Я все еще, однако, делал сносный вид внимания, когда ученый человек через стол был достаточно проницателен, чтобы увидеть, что я новичок в собрании. Для моего совершенствования, следовательно, он направил свои большие круглые очки в мою сторону. В моем замешательстве они казались горящими линзами, жарко сфокусированными на мне. Под таким светом, думал он, мои нежные ростки знаний должны расцвести в полный цвет.

Когда он завладел моим вниманием, он принялся раскладывать ужин на калории, которые, как я теперь обнаружил, были своего рода теплом или питательной единицей. Он бросил свою оценку на мясо и овощи и повернул ухо к двери кладовой, если вдруг он мог уловить намек на десерт для своей оценки, но к этому времени, будучи переутомленным, я оставил всякое притворство и переключил свое грубое внимание на свою тарелку.

Иногда мне везет больше.
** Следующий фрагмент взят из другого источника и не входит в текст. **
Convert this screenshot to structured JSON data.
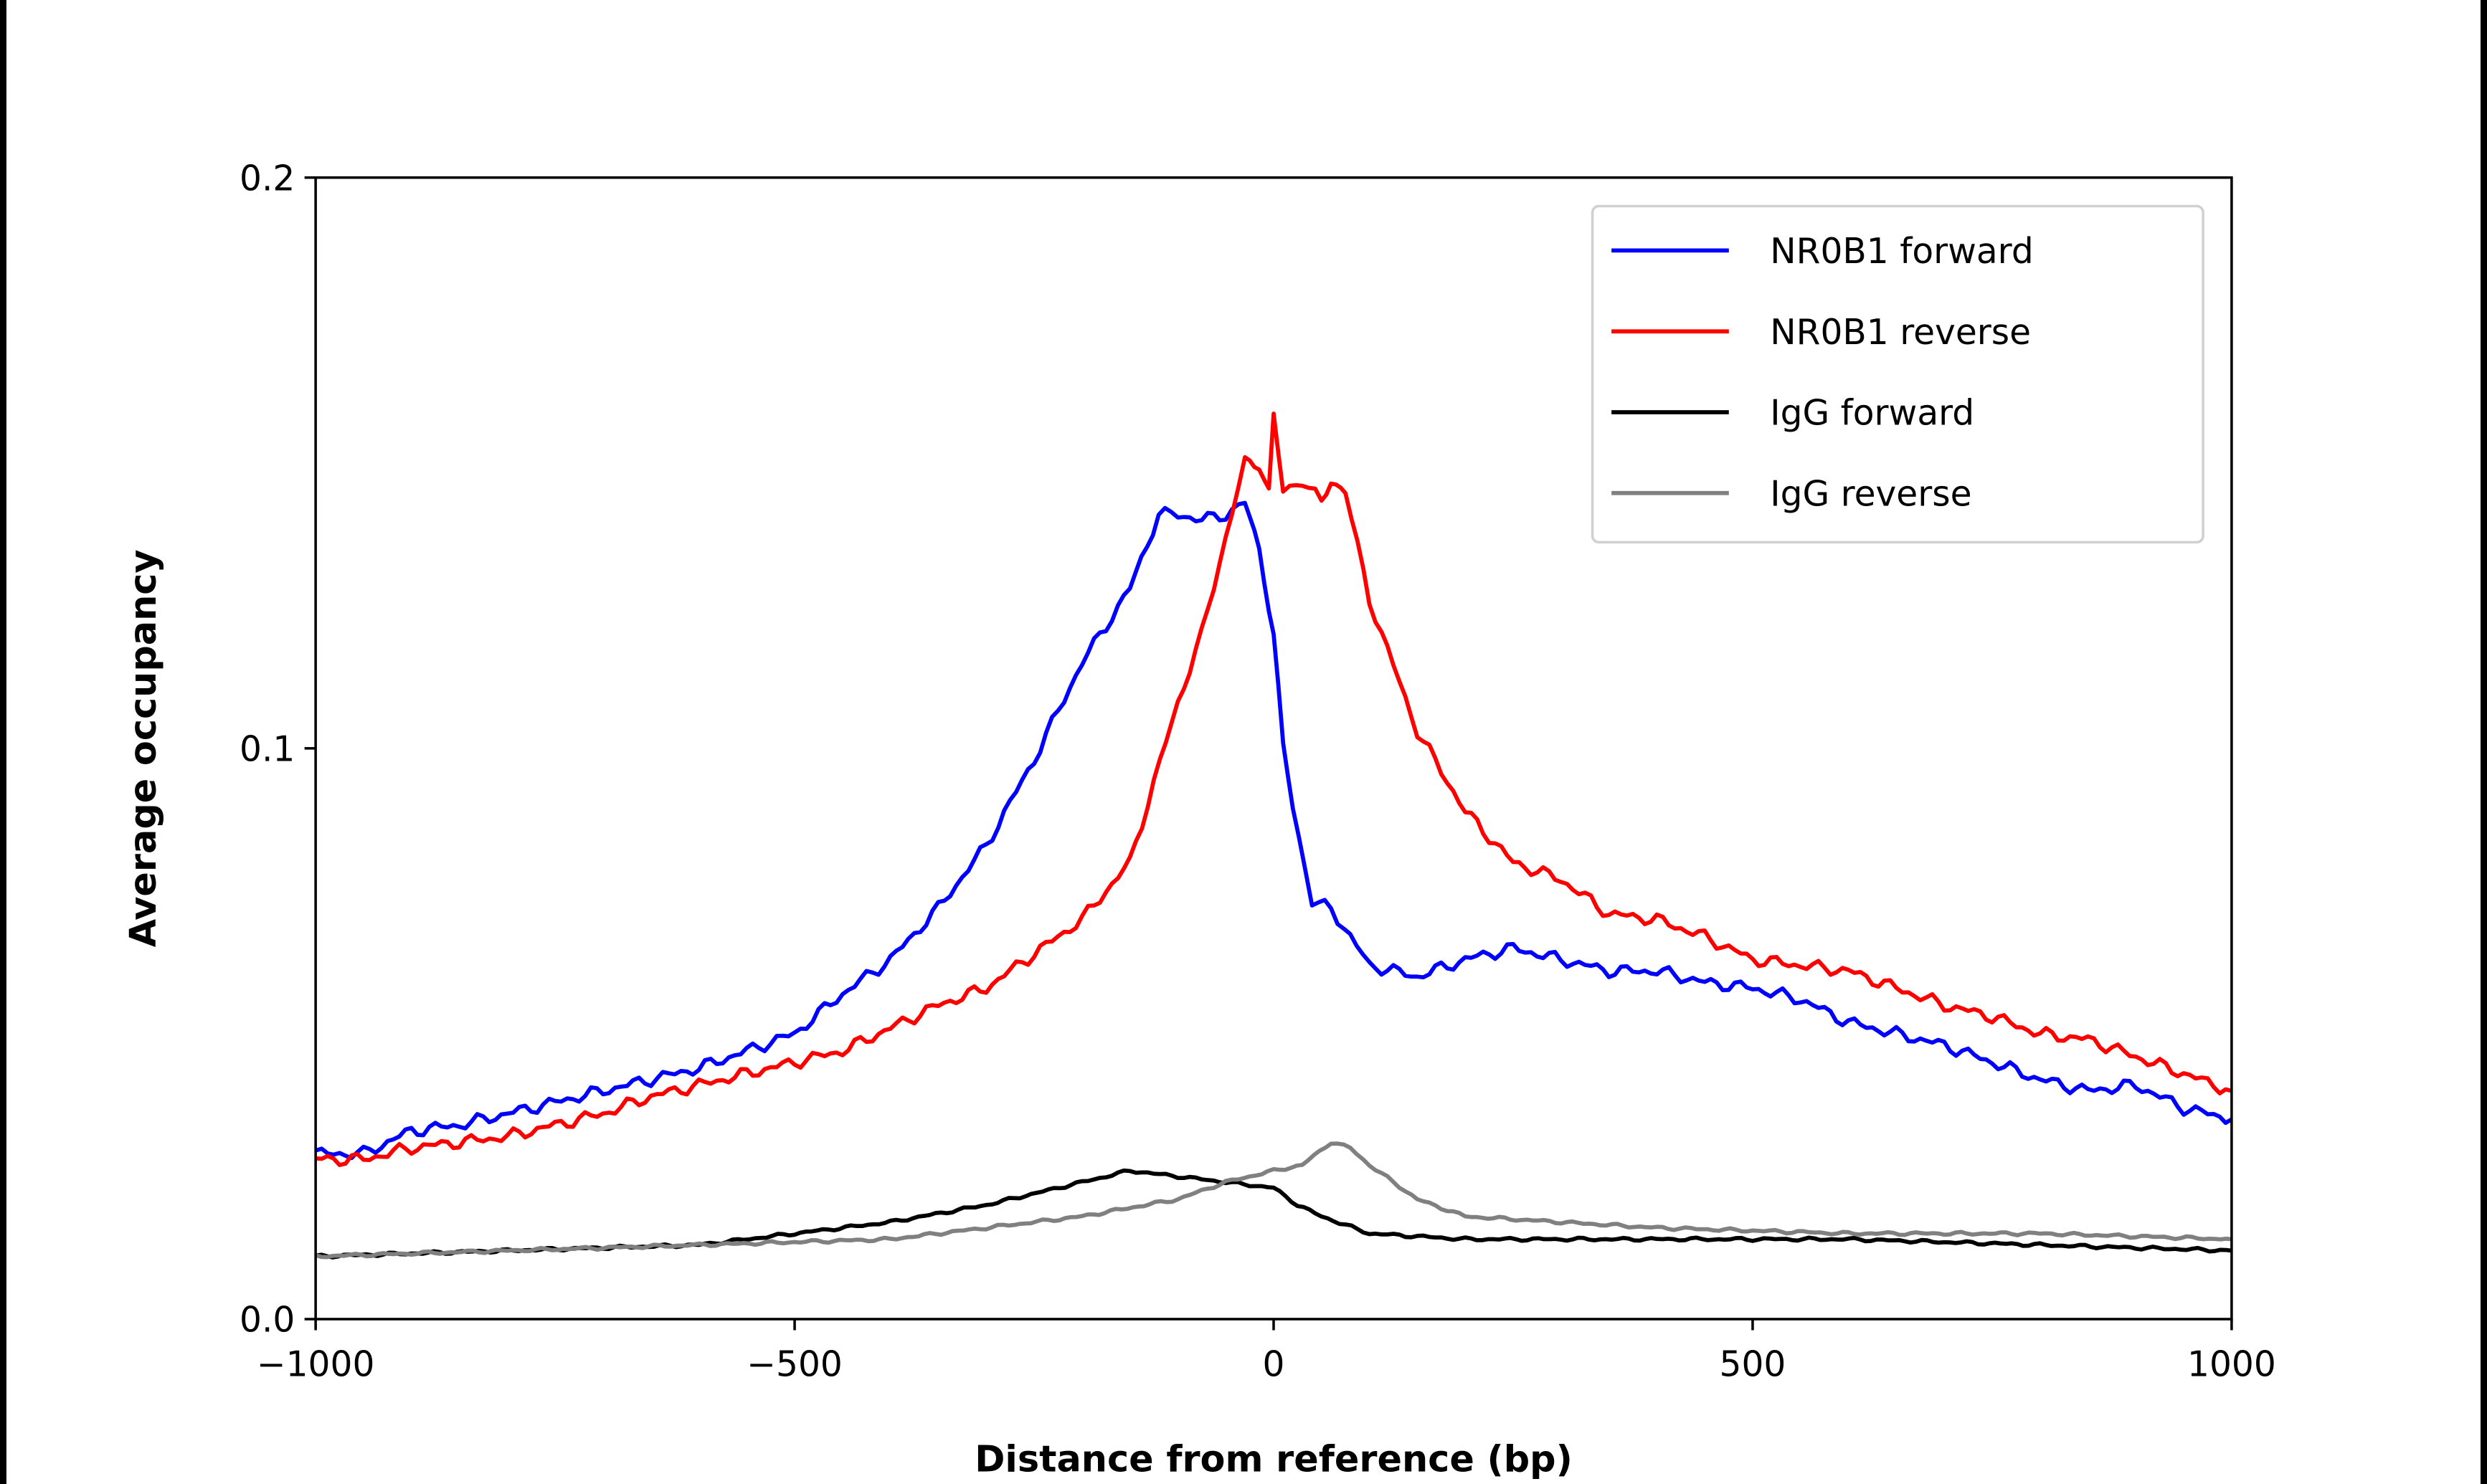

Только вчера я сидел в ожидании книги в Публичной библиотеке, когда молодая женщина подошла и села рядом со мной на общую скамью. Сразу же она открыла чудовищный блокнот и принялась изучать его. Я сам читал, но держал свою книгу под скупым углом против шпионажа моих соседей. Поскольку молодая женщина была более открытой натуры, она разложила свою плоско. Моя слабость — подглядывать в чужую книгу. Особенно если она старая и потертая — пыльная история или эссе из прошлого, — я ерзаю и подвигаюсь, пока не смогу следить за пальцем читателя.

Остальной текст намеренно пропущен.